Celle-ci n’engage que la Commission, pas les Etats membres», a ajouté la ministre déléguée au Commerce extérieur démissionnaire de la France, Sophie Primas, dans une déclaration transmise à l’AFP.
«Inacceptable en l’état»
En se rendant en Uruguay, techniquement, Ursula von der Leyen ne sortait pas de ses compétences, la Commission étant la seule négociatrice des traités commerciaux sous supervision des Etats. Mais cette subtilité juridique échappera aux opinions publiques qui y verront, à juste titre, un passage en force : la présidente de la Commission aurait pu se contenter de laisser les négociateurs constater l’accord technique.

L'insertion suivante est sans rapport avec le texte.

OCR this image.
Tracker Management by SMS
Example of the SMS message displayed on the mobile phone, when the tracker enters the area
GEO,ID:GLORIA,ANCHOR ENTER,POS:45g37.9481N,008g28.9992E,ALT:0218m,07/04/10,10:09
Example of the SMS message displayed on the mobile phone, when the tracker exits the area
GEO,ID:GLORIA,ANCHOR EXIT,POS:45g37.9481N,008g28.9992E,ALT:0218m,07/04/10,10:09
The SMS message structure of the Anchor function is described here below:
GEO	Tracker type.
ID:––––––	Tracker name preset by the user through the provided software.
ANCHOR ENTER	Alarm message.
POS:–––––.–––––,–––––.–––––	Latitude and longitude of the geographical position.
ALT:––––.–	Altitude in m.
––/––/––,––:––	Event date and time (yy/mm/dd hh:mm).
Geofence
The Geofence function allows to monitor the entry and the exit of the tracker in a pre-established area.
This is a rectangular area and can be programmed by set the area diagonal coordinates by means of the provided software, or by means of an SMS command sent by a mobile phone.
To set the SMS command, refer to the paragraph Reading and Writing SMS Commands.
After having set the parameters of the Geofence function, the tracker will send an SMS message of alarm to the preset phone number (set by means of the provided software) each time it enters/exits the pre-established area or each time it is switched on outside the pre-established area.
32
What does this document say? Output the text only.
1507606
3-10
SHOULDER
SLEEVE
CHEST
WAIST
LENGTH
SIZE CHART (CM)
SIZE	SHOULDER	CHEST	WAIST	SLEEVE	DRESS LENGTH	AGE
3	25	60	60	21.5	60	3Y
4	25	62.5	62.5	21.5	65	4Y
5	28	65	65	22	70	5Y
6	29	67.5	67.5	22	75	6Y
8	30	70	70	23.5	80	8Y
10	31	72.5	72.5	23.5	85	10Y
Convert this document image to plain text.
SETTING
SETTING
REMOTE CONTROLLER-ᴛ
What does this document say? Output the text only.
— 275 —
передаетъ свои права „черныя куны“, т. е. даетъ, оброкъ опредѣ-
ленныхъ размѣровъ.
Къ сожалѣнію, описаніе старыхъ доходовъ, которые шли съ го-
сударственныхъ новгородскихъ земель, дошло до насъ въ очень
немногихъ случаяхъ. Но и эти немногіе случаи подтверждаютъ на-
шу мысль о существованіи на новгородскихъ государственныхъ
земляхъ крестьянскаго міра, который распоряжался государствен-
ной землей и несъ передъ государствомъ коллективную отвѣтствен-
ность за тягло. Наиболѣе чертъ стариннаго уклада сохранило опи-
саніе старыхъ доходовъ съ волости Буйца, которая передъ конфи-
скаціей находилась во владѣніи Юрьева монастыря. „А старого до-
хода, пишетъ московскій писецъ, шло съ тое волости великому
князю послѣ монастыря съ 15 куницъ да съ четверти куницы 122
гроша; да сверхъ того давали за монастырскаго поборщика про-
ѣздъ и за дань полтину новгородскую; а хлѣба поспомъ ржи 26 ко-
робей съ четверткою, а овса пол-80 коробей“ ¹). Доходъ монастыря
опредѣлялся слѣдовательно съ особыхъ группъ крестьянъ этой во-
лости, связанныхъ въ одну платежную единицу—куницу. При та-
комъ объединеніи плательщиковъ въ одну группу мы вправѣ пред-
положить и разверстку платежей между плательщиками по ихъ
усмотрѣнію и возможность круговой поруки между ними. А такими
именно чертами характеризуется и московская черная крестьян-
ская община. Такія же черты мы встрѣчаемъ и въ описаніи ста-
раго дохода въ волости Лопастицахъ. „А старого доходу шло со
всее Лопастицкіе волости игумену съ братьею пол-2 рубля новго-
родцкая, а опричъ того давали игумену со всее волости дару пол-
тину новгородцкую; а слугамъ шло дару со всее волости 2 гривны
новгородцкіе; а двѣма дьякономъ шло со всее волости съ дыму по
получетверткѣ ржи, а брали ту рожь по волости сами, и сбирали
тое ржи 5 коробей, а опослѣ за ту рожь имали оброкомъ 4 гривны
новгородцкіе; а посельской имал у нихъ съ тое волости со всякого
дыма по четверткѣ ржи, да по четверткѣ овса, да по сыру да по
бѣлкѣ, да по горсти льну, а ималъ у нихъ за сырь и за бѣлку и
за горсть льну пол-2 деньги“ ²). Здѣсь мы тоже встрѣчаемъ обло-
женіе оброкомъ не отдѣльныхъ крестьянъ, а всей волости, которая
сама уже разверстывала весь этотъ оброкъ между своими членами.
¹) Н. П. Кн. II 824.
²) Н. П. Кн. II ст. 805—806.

En se déplaçant, elle voulait clairement envoyer un message politique.
Ce n’est pas pour rien qu’Emmanuel Macron, en pleines consultations pour nommer un nouveau Premier ministre, l’avait jointe jeudi par téléphone lors de son escale à São Paulo, afin de lui répéter que le projet d’accord était «inacceptable en l’état».
Même s’il n’est pas certain que Paris ait déjà réuni une minorité de blocage (c’est-à-dire 35 % de la population représentant au moins quatre pays), la brutalité de la Commission, qui donne l’impression de chercher à profiter de sa faiblesse politique, pourrait l’aider à convaincre des hésitants.
Sous pression de l’Allemagne
Le mouvement de Von der Leyen est donc surprenant, d’autant plus qu’elle aurait pu attendre la prise de fonction de Donald Trump, le 20 janvier, le président élu étant fermement décidé à frapper de forts droits de douane les marchandises importées. Autrement dit, cet isolationnisme américain va rebattre les cartes du commerce mondial, ce qui devrait réveiller l’appétit des autres régions du monde pour les zones de libre-échange, cherchant à compenser le choc économique que cela va représenter.
Bref, politiquement, il aurait été plus intelligent de surseoir de quelques semaines. Mais voilà : l’Allemagne a besoin de cet accord avec le Mercosur pour pouvoir écouler ses produits industriels, ses voitures au premier chef. Les élections législatives anticipées de février s’annonçant difficiles pour le chancelier allemand Olaf Scholz, il a fait pression sur l’ancienne ministre de la Défense d’Angela Merkel pour qu’elle accélère le rythme, même au risque d’un désaccord majeur avec la France. Quelques minutes après l’annonce de la conclusion de l’accord, Olaf Scholz a d’ailleurs assuré qu’un «obstacle important a été levé», que désormais «l’accord politique […] est là» et permettra «plus de croissance et de compétitivité».
Mis à jour le 06/12/2024 à 17h32 avec confirmation de l’approbation de l’accord, réactions de Von de Leyen, de Paris et d’Olaf Scholz.